En 1940, Simone Weil abandona París, a causa de la invasión alemana y se reune con sus padres en Marsella, donde se dedica a trabajos agrícolas. También en compañía de sus padres viaja a Los Estados Unidos y después de una breve estancia viaja a Londres para unirse a la organización de “France Libre” de la resistencia francesa. Dice que “ayunando se siente espiritualmente más cerca de sus compatriotas franceses que sufren en su país la ocupación alaemana”.  Atacada por una fuerte tuberculosis, de la que ya sufría desde hacía tiempo, agravada por los ayunos y privaciones, muere en el Hospital de Ashford , a 80 kilómetros al sur de Londres, el 24 de agosto de 1943, a la edad de treinta y cuatro años.

La idea de una vida truncada por la muerte en plena juventud con el estribillo de “lo que aún podría haber hecho”, a mi me parece totalmente equivocada.  “Esta no debe ser nuestra actitud., sino al contrario, detenernos y recrearnos en la herida abierta a destiempo, en la existencia truncada, para aprender la gran lección de que cada día debemos en realidad dar por terminada nuestra historia, nuestra humilde o nuestra excelsa historia, como si el juicio de la posteridad para los grandes o el Dios para los pequeños hubiera de hacerse desde allí hacia detrás; como si al día siguiente debiéramos recomenzar nuestras oposiciones a la admiración de los demás hombres o al respeto de nuestra propia conciencia”. “Si quieres vivir largo tiempo, no lo pierdas”, leí una vez no sé donde. Además ese metro desconocido de la vida que se llama destino, nos ha enseñado que una vida truncada en plena juventud, pero con una gran obra ya realizada, quiere dar a entender que ha cumplido enteramente con la misión de su existencia.

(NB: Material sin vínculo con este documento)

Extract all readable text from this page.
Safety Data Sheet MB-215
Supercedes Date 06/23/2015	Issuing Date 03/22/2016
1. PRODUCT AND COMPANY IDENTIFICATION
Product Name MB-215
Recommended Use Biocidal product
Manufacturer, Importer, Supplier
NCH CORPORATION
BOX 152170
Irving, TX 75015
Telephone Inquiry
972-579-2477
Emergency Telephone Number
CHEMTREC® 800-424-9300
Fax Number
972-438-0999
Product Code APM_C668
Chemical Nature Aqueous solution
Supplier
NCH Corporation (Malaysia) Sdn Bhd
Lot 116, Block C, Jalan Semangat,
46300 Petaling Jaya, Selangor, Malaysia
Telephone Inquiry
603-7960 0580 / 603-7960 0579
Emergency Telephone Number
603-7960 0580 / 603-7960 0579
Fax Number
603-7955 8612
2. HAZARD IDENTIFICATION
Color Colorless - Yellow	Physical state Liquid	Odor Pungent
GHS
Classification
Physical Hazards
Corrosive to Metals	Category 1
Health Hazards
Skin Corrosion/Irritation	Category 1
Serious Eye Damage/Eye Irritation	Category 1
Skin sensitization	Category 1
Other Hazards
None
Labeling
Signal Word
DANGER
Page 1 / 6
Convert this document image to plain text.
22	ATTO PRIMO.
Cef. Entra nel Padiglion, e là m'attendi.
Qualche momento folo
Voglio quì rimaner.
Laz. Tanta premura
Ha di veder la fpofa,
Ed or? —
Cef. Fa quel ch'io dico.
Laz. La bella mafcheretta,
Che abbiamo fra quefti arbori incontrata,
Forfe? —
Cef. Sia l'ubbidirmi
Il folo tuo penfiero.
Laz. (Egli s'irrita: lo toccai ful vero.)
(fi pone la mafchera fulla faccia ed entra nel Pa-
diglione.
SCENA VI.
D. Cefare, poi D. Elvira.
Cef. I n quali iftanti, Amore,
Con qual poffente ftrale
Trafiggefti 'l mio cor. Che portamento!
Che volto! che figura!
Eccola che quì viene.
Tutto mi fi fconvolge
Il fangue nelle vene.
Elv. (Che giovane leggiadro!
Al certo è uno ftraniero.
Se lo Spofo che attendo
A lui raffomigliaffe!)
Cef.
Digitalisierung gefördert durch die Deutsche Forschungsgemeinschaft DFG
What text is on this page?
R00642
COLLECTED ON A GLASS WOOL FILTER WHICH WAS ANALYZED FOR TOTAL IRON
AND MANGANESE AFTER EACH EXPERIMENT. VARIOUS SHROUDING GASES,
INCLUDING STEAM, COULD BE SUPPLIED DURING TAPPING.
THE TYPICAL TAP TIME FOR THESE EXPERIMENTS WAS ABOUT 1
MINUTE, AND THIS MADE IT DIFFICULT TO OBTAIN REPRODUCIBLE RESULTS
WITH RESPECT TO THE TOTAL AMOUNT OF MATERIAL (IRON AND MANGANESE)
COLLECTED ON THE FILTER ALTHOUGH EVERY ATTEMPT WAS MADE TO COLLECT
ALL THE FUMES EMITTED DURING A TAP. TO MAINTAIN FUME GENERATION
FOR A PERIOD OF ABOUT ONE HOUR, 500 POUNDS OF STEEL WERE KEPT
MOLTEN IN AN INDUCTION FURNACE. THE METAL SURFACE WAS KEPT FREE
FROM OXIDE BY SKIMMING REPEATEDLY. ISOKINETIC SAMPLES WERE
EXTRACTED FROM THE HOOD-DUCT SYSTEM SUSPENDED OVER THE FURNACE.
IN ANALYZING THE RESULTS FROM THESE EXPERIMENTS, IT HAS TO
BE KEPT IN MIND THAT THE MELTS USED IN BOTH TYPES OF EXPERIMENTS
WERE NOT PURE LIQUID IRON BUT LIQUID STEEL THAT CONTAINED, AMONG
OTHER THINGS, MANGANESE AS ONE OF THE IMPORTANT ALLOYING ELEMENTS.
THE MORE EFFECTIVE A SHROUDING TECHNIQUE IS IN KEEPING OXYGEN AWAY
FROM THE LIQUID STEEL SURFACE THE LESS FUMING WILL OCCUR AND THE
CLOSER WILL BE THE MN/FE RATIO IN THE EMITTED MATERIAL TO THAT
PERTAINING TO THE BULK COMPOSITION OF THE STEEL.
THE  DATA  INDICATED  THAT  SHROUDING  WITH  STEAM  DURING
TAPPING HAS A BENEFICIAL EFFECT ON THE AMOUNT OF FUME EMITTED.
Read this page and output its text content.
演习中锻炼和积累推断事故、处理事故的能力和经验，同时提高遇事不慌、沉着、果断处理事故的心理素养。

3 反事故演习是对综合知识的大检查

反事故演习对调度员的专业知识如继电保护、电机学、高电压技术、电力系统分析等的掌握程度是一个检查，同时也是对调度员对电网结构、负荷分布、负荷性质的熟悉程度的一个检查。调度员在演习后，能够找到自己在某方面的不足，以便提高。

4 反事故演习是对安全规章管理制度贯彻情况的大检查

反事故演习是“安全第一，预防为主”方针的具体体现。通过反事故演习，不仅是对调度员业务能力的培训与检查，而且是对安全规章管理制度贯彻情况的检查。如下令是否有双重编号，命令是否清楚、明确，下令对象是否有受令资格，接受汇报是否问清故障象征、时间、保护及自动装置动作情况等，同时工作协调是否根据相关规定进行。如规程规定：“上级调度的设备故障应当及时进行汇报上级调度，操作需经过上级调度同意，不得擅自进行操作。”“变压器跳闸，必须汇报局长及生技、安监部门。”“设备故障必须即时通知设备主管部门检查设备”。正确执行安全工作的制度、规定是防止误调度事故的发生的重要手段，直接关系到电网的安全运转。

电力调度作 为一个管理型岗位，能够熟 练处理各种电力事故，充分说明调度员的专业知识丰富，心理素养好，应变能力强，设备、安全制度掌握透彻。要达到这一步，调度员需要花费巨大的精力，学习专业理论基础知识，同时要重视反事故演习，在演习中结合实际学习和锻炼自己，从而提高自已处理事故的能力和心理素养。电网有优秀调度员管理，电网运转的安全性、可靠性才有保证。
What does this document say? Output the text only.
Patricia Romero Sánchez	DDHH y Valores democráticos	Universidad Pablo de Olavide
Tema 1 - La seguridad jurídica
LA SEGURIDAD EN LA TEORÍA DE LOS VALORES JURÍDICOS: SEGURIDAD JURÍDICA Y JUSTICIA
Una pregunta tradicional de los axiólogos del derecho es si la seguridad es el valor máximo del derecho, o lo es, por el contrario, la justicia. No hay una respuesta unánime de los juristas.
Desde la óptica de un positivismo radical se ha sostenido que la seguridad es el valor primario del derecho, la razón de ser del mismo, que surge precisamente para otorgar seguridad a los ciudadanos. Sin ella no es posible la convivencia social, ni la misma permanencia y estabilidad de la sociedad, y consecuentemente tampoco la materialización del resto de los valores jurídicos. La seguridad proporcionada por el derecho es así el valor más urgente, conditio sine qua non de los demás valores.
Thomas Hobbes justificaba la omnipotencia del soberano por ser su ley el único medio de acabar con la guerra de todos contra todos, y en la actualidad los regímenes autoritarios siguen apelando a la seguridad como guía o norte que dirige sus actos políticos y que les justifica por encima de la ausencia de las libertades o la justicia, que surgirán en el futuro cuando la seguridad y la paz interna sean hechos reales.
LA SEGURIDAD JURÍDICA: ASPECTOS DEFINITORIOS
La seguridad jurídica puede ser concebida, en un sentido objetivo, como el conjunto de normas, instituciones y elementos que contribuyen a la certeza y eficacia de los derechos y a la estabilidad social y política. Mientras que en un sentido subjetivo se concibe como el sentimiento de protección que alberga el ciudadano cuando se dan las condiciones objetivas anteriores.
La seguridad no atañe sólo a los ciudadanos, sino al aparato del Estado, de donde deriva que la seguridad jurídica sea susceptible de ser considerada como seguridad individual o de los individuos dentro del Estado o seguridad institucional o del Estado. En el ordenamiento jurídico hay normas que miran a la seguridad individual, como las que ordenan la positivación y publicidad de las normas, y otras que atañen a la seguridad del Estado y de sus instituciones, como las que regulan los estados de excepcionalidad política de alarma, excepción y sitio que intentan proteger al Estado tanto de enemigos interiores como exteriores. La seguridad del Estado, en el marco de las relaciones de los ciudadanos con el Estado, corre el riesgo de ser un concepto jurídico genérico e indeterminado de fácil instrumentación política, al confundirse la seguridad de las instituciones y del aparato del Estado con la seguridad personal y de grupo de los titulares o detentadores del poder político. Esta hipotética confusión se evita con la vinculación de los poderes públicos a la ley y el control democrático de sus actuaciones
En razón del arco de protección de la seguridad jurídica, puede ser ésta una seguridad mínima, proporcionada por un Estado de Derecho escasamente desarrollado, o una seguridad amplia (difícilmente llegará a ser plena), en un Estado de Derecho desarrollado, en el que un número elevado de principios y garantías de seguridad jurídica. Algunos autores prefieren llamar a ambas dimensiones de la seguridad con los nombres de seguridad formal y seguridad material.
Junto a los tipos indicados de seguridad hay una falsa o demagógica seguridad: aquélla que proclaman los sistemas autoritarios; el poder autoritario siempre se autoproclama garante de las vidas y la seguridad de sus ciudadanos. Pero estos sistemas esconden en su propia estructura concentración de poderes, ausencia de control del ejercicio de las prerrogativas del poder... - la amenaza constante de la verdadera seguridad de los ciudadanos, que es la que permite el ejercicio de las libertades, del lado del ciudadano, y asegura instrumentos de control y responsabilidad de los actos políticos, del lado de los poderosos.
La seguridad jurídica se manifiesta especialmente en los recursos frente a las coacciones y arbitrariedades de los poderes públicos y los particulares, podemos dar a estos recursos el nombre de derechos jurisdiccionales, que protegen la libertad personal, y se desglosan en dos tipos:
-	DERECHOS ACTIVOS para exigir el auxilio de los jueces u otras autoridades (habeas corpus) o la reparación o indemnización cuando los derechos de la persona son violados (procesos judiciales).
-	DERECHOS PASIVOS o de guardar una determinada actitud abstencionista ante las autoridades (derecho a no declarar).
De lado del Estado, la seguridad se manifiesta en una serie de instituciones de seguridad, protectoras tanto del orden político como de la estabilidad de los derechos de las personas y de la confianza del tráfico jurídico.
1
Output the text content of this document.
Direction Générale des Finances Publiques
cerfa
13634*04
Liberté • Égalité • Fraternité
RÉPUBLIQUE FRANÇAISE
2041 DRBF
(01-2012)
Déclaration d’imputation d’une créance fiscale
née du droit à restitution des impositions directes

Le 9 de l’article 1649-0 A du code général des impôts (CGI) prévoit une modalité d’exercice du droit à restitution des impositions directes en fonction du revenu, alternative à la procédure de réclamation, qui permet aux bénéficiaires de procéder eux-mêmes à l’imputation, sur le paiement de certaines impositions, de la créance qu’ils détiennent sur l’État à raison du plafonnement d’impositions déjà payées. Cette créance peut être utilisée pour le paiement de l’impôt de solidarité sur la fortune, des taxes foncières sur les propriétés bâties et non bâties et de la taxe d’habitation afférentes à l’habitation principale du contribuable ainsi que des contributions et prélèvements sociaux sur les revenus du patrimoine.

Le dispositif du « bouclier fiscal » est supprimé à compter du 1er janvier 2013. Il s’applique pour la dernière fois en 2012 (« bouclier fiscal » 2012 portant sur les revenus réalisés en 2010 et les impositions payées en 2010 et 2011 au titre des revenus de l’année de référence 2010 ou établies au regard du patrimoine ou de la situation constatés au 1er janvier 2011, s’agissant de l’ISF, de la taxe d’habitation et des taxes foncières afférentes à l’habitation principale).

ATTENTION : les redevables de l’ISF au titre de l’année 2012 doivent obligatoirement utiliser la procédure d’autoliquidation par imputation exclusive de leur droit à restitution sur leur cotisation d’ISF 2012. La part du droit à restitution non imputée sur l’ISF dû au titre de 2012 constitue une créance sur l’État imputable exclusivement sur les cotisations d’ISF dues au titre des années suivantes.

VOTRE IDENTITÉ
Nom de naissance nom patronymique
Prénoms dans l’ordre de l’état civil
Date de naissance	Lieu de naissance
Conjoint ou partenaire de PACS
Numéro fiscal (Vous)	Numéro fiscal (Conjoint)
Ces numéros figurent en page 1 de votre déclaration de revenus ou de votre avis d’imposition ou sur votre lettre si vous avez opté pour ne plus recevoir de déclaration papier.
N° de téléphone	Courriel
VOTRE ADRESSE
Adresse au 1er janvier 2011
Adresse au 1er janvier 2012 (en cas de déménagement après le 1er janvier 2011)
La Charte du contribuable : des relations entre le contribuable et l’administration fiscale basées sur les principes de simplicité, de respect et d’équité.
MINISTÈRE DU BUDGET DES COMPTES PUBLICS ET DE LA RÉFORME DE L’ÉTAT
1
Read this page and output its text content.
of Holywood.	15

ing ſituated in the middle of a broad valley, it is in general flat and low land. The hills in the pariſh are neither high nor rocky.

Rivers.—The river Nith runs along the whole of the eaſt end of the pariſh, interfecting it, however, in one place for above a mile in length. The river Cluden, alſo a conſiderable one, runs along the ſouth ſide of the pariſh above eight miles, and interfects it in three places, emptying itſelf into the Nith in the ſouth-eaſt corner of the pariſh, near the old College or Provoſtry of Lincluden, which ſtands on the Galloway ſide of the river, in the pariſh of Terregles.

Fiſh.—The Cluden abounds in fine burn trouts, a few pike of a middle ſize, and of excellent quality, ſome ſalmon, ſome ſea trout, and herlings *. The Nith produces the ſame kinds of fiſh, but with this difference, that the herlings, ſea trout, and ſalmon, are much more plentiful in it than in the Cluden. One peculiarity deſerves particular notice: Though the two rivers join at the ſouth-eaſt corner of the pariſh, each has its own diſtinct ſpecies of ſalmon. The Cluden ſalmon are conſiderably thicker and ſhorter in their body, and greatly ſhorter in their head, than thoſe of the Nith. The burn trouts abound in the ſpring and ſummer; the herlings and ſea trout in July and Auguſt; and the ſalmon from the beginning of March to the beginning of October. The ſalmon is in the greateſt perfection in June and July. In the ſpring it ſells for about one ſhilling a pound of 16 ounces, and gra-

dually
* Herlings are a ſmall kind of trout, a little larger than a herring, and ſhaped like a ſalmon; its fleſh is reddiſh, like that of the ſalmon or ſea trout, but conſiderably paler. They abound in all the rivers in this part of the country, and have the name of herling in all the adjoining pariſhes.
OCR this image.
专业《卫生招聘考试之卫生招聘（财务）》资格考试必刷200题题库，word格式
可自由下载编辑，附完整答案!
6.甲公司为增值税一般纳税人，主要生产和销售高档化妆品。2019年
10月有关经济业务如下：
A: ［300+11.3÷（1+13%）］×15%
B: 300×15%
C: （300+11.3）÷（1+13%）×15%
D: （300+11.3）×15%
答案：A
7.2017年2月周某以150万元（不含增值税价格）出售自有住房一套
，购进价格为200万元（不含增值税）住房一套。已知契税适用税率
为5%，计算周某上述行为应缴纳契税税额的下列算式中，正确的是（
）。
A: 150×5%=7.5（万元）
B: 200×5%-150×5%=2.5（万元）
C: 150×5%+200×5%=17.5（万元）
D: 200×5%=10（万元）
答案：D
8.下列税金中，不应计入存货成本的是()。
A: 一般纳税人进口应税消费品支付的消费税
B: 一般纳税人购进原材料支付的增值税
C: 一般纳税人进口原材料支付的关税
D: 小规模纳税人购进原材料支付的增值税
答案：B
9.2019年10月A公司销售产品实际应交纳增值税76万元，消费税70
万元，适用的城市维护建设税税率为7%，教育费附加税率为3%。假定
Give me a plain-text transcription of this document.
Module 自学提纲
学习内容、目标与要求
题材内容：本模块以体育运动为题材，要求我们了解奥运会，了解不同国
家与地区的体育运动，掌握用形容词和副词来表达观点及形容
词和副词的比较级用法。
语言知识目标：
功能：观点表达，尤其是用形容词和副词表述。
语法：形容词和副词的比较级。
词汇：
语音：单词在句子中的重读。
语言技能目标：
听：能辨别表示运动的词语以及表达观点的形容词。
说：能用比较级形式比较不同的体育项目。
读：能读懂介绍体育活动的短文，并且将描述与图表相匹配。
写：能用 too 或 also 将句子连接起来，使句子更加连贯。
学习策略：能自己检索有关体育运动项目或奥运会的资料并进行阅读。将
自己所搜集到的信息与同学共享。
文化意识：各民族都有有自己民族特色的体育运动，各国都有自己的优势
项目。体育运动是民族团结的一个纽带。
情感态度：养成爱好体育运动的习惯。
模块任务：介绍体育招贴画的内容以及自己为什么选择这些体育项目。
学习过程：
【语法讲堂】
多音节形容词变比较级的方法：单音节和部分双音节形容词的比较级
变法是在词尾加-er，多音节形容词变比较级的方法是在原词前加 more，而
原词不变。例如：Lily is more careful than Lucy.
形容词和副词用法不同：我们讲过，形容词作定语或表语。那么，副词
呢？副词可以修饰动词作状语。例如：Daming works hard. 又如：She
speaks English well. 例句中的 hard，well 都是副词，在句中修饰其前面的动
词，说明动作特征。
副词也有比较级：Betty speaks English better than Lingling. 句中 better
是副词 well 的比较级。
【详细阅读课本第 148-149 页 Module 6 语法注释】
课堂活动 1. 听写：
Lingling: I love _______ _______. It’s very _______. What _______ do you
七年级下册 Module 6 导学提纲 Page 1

Aunque no tenga nada que ver con Simone Weil, nuestra historia patria está repleta de vidas truncadas en plena juventud. Y así, andando entre los toros, José Gómez Ortega, “Gallito”, “Joselito”, encontró la muerte, corneado por un toro, en la plaza de Talavera de la Reina, el 16 de mayo de 1920. Joselito tenía sólo venticinco años, paro había ya dado todo para la gloria de la historia del toreo.

Los partidos políticos son la verdera Mafia, son los enemigos de la vida civil, de la democracia y de la pacífica convivencia de la ciudadanía. En fe a Simone Weil ¡suprimámosles! Aún estamos a tiempo.

“Hoy es siempre todavía”, decía Antonio Machado.